Se estima que entre las playas de secuestro que hay en la provincia, se acumulan alrededor de 70 mil rodados, lo que genera una alta contaminación del suelo, del aire y del agua subterránea si llegan los fluidos a penetrar la tierra, ya que un vehículo abandonado contiene restos de aceites y grasas, líquidos de freno, anticongelantes, hidrocarburos, ácidos, metales ferrosos y no ferrosos, entre otras sustancias.
En diálogo con FM Vos (94.5) y Diario San Rafael, el legislador –que además es presidente de la Comisión de Legislación y Asuntos Constitucionales del Senado– explicó que cada vez que pasan por puestos policiales, se encuentran con “cúmulos de autos, con torres de autos, en el caso de Tunuyán, ni hablar de la zona de Gran Mendoza con la playa de San Agustín… A nivel provincial estamos hablando de más de 50 mil autos que están depositados y abandonados en muchos casos (no todos), a la vera de Dios”. Dijo que el proyecto surgió tras hacer algunas consultas a diversos organismos, como el Ministerio de Seguridad, el Poder Judicial, el Municipio de Capital y otros, que se encuentran interesados en vaciar estos depósitos o tratar de ver qué salida darle, como crear una coordinación en la ejecución de este programa. “La idea fundamental es la descontaminación del lugar, el desguace que se hace de los vehículos, y posteriormente estamos hablando de la compactación, cuando quedan solamente los metales”, expresó.
Si bien esto se realizaba en Mendoza a través del Programa Nacional de Compactación, el mismo dejó de llevarse a cabo hace más de un año. De esta manera, se da lugar a Mendoza Compacta.
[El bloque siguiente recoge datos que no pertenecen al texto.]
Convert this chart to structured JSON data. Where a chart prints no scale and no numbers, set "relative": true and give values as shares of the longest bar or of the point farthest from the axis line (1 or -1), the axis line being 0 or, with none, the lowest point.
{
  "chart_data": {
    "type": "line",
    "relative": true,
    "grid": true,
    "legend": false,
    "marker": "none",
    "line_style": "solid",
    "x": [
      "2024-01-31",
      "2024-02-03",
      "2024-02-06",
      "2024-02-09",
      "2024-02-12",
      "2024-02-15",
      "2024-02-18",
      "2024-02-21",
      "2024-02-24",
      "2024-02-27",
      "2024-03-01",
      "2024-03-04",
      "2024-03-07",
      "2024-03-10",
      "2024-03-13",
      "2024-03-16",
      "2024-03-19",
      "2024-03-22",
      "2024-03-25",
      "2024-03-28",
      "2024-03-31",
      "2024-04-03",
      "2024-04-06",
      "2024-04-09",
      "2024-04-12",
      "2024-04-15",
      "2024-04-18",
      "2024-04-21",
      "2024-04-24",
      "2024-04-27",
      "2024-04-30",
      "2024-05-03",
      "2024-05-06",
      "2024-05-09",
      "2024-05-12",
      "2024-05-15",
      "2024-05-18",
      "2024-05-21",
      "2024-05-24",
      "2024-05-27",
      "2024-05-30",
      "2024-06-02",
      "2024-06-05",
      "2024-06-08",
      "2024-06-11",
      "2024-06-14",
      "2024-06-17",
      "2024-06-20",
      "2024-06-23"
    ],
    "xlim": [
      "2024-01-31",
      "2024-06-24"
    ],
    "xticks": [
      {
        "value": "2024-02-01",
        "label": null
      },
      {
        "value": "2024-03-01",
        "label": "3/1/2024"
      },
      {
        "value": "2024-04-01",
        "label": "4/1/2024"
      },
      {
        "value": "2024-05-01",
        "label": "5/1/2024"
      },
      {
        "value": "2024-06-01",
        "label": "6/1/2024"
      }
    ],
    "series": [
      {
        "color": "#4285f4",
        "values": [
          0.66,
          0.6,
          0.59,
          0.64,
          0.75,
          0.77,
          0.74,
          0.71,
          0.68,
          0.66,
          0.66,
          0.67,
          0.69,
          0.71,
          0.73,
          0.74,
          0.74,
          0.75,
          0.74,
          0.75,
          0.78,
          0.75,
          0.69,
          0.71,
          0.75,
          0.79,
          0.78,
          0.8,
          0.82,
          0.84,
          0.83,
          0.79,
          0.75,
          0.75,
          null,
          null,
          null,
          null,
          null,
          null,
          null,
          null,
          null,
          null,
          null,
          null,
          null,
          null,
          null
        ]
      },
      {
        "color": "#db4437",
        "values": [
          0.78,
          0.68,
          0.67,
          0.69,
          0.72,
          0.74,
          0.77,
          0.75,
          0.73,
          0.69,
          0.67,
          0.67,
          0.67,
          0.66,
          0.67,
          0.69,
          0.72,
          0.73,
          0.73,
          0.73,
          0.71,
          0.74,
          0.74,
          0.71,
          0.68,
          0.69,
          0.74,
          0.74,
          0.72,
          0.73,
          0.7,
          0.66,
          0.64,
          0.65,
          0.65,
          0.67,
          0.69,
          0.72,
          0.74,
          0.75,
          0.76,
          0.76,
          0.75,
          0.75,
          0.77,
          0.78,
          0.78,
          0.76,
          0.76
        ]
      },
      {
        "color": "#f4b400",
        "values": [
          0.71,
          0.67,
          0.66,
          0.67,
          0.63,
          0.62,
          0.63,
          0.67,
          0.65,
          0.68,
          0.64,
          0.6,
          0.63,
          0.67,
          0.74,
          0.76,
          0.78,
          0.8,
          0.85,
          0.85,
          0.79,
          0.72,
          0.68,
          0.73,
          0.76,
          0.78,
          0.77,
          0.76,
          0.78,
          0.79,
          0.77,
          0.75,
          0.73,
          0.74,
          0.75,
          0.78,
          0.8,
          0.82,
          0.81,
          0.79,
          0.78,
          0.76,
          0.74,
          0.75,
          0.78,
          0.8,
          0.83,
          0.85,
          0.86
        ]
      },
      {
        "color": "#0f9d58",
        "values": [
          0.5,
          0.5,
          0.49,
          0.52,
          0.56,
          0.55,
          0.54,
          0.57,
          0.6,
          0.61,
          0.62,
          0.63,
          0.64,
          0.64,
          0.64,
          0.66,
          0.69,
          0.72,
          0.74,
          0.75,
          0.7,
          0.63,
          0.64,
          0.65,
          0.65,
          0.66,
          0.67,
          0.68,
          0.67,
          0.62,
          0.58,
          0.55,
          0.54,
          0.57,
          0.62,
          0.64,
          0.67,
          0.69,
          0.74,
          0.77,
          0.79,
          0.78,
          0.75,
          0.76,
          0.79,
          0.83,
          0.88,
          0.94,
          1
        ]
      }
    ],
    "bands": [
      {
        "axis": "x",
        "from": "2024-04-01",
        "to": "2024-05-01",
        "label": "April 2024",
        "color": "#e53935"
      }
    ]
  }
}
En ese marco, antes de ser compactados, los vehículos deberán ser despojados de líquidos contaminantes a fin de darles un tratamiento adecuado.
Considera que la mejor manera de alcanzarse el fin buscado es que una empresa –a través de una licitación y con las condiciones que se plasman en esta ley– avance con la compactación, en un lugar apropiado, acondicionado para ese fin, que cuente con el equipamiento necesario y que respete las medidas de seguridad lógicas para una tarea así. Hay leyes que habilitan a usar desde el Estado esos vehículos mientras estén aptos para la circulación, destinándolos a una escuela, un hospital, etcétera. No obstante, ello se pierde una vez que esa utilidad termina.
Cabe decir que el material compactado puede ser reutilizado como acero, yendo a diversas plantas que lo compran y procesan. Además, diversas partes pueden ser utilizadas como repuestos, lo que iría contra los “robos hormiga” que a veces se producen.